Let $U \subseteq \mathbb{R}^n$ be open and denote by $\mathcal{D}(U)$ the space of all compactly supported smooth functions $U \to \mathbb{R}$. Let $\mathcal{D}^\prime(U)$ be the space of all distributions $\mathcal{D}(U) \to \mathbb{R}$ with the standard topology.
Given a distribution $T$, I would like to prove that there exists a sequence $(\psi_n)$ in $\mathcal{D}(U)$ such that
\begin{equation}\label{eq:1}\tag{$\ast$}
\lim_{n \to \infty} \left\langle \psi_n, \varphi \right\rangle = \left\langle T , \varphi\right\rangle
\end{equation}
for all $\varphi \in \mathcal{D}(U)$. I became interested in this question while the following paragraph from this Wikipedia article:
The test functions are themselves locally integrable, and so define distributions. As such they are dense in $\mathcal{D}^\prime(U)$ with respect to the topology on $\mathcal{D}^\prime(U)$ in the sense that for any distribution $T \in \mathcal{D}^\prime(U)$, there is a sequence $\psi_n \in \mathcal{D}(U)$ such that
$$
\left\langle \psi_n, \varphi \right\rangle \to \left\langle T, \varphi \right\rangle
$$
for all $\varphi \in \mathcal{D}(U)$. This fact follows from the Hahn-Banach theorem, since the dual of $\mathcal{D}^\prime(U)$ with its weak*-topology is the space $\mathcal{D}(U)$.
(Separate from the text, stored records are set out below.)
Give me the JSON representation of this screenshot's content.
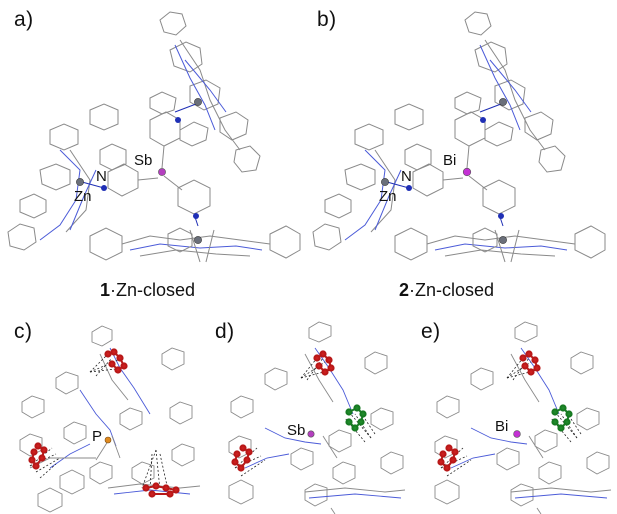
{
  "panels": [
    {
      "letter": "a)",
      "central_atom": "Sb",
      "nitrogen_label": "N",
      "zinc_label": "Zn",
      "caption_number": "1",
      "caption_text": "·Zn-closed",
      "central_color": "#b43fbf"
    },
    {
      "letter": "b)",
      "central_atom": "Bi",
      "nitrogen_label": "N",
      "zinc_label": "Zn",
      "caption_number": "2",
      "caption_text": "·Zn-closed",
      "central_color": "#c431d4"
    },
    {
      "letter": "c)",
      "central_atom": "P",
      "central_color": "#e08a1e",
      "highlight_colors": [
        "#cc1f1f"
      ]
    },
    {
      "letter": "d)",
      "central_atom": "Sb",
      "central_color": "#b43fbf",
      "highlight_colors": [
        "#cc1f1f",
        "#1f8a2a"
      ]
    },
    {
      "letter": "e)",
      "central_atom": "Bi",
      "central_color": "#c431d4",
      "highlight_colors": [
        "#cc1f1f",
        "#1f8a2a"
      ]
    }
  ],
  "colors": {
    "bond": "#8a8a8a",
    "nitrogen": "#1f2fb5",
    "zinc": "#6a6f7a",
    "porphyrin_n": "#4b5bd8"
  }
}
My question is as follows: how does this follow from the Hahn-Banach theorem? I understand why $(\mathcal{D}^\prime(U))^\ast \cong \mathcal{D}(U)$ when the former is given the weak*-topology, but I fail to see how \eqref{eq:1} follows from the Hahn-Banach theorem.
Best Answer
Your scepticism ist justified. A consequence of the Hahn-Banach theorem is that a continuous linear map $f:X\to Y$ between two locally convex Hausdorff spaces has dense range if and only if the transposed $f^t: Y'\to X'$ is injective. Applying this to the inclusion $f:\mathscr D \hookrightarrow \mathscr D'$ one gets that $\mathscr D$ is weak$^*$-dense in $\mathscr D'$ -- but in general this does not imply sequential density.